En el camino de vuelta a casa le pregunté el nombre del libro que cargaba con tanto cuidado, y me respondió que ese sería su diario, que había pedido que lo encuadernaran para que pareciera un libro en toda regla, que en él guardaría las mejores aventuras de su adolescencia. Lo único qué pasó por mi cabeza en ese instante fue lo mucho que deseaba que ese día mi nombre fuera escrito entre sus páginas. La quise desde esa tarde. La que hoy en día aún es de las mejores de mi vida.
—Skimbleshanks the Railway Cat, the Cat of the Railway Train... —Rose entra en la habitación cantando una canción de algún musical de Broadway que no logro recordar. Es impresionante lo obsesionada que está con esos espectáculos y lo rápido que se olvida de que todos pueden escucharla. No existe el nivel medio en su tono de voz. Tiene una toalla enredada en el cabello y viste su bata de dormir.
—Por favor, dime que ese no será tu atuendo para la despedida de soltera de mi hermana. —Aparto la vista de la ventana, y me cruzo de brazos antes de regalarle una sonrisa. Conociendo a Rose, no me sorprendería que se presentara así.
—No. Pero podría serlo. Ella pidió que nos disfrazáramos. Esto cuenta como disfraz. —Se da una mirada rápida en el espejo del armario y se acerca a mí con soltura. —Aunque creo que me gusta más el que elegí.
—¿El de gitana? —apoya sus manos en mi pecho antes de asentir con la cabeza. —¿Por lo de tu libro? —Busca mis ojos con descaro y reclama ese beso que aún no nos hemos dado en toda la tarde. Con las preparaciones para la fiesta, Rose ha estado muy ocupada.
—Sí. No me puedo creer que se haya convertido en Best Seller en los Estados Unidos también. —¿Orgulloso? Esa palabra se queda corta en comparación a lo que siento. Poder gritar a los cuatro vientos que mi esposa es una gran escritora es algo que me llena profundamente. Siempre supe que ella lo lograría.
—Pues, créetelo. —le susurro, y acaricio su mejilla con delicadeza. ¿Es normal que aún sienta esta chispa alocada? Esa desesperada necesidad de contemplar su piel. Pierdo el tiempo contando sus lunares, porque me parece que crean la más linda de las figuras en su cuerpo.

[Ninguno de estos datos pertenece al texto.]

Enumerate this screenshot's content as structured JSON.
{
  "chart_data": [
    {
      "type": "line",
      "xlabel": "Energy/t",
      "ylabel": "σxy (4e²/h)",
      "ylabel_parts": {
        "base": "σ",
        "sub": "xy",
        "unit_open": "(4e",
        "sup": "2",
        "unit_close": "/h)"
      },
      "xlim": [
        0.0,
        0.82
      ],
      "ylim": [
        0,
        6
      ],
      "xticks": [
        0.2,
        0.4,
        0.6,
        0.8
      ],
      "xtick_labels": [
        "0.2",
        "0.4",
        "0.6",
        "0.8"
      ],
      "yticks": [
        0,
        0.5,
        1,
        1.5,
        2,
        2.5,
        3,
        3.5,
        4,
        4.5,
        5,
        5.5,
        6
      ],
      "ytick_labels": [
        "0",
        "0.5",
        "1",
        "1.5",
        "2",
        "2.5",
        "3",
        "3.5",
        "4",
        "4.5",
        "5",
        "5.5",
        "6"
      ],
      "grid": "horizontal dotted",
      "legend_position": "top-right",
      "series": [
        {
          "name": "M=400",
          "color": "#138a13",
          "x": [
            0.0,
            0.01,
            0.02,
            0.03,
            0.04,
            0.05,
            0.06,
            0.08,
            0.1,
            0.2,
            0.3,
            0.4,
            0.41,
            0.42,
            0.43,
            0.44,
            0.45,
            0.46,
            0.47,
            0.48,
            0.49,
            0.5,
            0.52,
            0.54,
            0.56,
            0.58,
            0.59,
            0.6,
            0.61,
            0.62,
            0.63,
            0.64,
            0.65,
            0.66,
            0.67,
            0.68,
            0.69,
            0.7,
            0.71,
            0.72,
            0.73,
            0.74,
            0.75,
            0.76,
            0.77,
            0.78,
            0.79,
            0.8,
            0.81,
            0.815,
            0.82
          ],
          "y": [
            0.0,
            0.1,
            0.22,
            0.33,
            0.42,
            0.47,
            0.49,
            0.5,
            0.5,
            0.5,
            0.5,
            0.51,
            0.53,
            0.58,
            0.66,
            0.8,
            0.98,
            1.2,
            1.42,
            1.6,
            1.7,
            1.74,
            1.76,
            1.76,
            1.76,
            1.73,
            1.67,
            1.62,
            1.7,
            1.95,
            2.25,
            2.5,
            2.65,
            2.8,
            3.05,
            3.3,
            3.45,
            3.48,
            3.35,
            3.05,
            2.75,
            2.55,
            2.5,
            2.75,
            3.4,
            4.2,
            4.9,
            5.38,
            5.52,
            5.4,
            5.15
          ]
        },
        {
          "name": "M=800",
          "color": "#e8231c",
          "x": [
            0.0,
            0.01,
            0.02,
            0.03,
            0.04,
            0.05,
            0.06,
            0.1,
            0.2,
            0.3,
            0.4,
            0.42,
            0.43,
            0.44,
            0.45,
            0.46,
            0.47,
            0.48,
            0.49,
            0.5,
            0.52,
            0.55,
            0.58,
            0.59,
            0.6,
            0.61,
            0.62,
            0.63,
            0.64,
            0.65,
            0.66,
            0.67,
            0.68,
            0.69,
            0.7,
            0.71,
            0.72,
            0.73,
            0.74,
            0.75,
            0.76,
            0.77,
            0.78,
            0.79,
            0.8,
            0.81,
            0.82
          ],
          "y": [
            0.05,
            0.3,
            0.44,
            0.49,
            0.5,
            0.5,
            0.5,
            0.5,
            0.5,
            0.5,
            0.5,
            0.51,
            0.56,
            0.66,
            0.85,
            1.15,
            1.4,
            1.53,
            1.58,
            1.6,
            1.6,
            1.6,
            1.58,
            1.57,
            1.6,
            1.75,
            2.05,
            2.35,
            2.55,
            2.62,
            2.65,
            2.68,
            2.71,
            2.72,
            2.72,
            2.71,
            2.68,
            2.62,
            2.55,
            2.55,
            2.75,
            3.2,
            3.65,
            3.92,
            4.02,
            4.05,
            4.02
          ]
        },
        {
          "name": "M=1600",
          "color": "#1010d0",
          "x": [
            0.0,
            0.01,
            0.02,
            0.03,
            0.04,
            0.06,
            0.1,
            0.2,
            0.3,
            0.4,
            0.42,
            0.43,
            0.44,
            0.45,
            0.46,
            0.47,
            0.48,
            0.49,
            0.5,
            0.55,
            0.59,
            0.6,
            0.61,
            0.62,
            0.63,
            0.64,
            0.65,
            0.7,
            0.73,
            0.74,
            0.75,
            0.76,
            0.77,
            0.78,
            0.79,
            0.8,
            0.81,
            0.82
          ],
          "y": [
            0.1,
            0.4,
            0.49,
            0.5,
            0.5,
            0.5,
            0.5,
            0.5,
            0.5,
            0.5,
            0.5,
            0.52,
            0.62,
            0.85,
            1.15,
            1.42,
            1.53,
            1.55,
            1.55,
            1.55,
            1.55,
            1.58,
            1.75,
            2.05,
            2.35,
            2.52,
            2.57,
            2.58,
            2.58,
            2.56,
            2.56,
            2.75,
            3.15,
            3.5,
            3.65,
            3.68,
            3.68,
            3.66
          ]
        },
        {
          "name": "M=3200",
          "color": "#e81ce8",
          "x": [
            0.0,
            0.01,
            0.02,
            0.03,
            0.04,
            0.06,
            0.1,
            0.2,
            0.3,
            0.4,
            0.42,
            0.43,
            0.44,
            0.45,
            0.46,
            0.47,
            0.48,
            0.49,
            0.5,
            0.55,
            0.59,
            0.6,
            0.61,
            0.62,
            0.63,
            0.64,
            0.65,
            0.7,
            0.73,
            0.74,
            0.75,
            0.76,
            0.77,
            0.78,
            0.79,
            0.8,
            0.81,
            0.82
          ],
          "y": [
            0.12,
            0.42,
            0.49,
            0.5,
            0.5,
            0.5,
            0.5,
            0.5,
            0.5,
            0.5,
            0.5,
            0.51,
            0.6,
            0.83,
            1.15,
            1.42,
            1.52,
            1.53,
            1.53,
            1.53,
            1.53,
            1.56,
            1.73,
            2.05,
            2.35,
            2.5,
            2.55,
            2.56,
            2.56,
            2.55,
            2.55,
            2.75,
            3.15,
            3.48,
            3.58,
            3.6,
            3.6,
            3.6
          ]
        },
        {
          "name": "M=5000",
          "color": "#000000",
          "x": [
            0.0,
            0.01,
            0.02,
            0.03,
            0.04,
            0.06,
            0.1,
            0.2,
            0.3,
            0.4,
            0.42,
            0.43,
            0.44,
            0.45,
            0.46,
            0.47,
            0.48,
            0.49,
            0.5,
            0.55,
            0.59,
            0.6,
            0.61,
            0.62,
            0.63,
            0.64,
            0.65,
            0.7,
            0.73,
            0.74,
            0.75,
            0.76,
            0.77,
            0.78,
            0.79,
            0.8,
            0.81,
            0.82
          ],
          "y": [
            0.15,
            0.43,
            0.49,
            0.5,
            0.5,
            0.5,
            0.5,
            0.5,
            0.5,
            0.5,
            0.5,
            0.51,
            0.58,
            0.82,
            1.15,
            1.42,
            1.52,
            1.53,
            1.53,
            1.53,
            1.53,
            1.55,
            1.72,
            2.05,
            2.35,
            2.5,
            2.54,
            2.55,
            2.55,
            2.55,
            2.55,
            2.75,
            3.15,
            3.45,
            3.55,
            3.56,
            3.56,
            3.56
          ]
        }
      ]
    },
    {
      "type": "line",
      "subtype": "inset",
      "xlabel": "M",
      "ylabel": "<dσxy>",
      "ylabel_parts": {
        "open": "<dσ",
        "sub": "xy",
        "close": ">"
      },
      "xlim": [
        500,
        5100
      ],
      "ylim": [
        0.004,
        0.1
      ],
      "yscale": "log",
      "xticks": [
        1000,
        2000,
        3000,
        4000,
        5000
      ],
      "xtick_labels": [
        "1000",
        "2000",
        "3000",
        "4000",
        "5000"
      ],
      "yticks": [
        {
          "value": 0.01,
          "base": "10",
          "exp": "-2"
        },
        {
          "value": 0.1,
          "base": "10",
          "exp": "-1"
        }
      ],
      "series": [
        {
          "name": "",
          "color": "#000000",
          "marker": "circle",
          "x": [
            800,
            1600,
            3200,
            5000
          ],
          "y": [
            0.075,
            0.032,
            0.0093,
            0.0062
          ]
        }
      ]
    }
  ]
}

«New York vive en ti» le dije ayer en la noche cuando me confesó que extrañaba la ciudad. Manhattan es tan llamativa como el color de sus ojos; su perfume me recuerda a una florería que se encuentra en el centro de Brooklyn, su contradictoria forma de pensar sobre sí misma, es igual que la opinión que tienen muchos de la Gran Manzana, y la intensidad de su sonrisa es tan reluciente como el paisaje que vimos juntos desde el Empire State. ¿Soy un tonto o simplemente estoy enamorado? Beso sus labios como si fuera la primera vez o quizá la última mientras desato el lazo que mantiene su prenda de vestir intacta.
—Joan... me tengo que cambiar. —me recuerda a regañadientes, y yo ahogo un suspiro desesperado. —No podemos hacer esto ahora, tengo muchas cosas que organizar aún para la fiesta de tu hermana y tú también deberías irte preparando para la despedida de soltero de Arthur.
—Recuérdame otra vez porqué tenemos que ir a esas fiestas. —Entrelazo mis manos en sus caderas, la acerco más a mi cuerpo recibiendo su calor y notando su respiración agitada.
—No me acuerdo muy bien quién lo dijo, pero no podemos faltar.
—Espero no terminen como en tu fiesta atrasada de despedida de soltera. —Hace cinco días las chicas prepararon una fiesta para Rose, con retraso lógicamente, porque ya llevamos siete meses de casados. Lejos de pensar que los stripers eran lo que más me preocupaba, no me imaginé que recibiría una llamada de la policía londinense comunicándome que mi esposa había sido arrestada por bañarse junto a sus amigas y sus hermanas en una fuente que era monumento público. Ver a Jess llorar entre las rejas al pensar de que su boda se tendría que cancelar es algo que nunca creí presenciar en mi vida. Al final me tocó recogerlas a todas, y pagar una multa por cada una.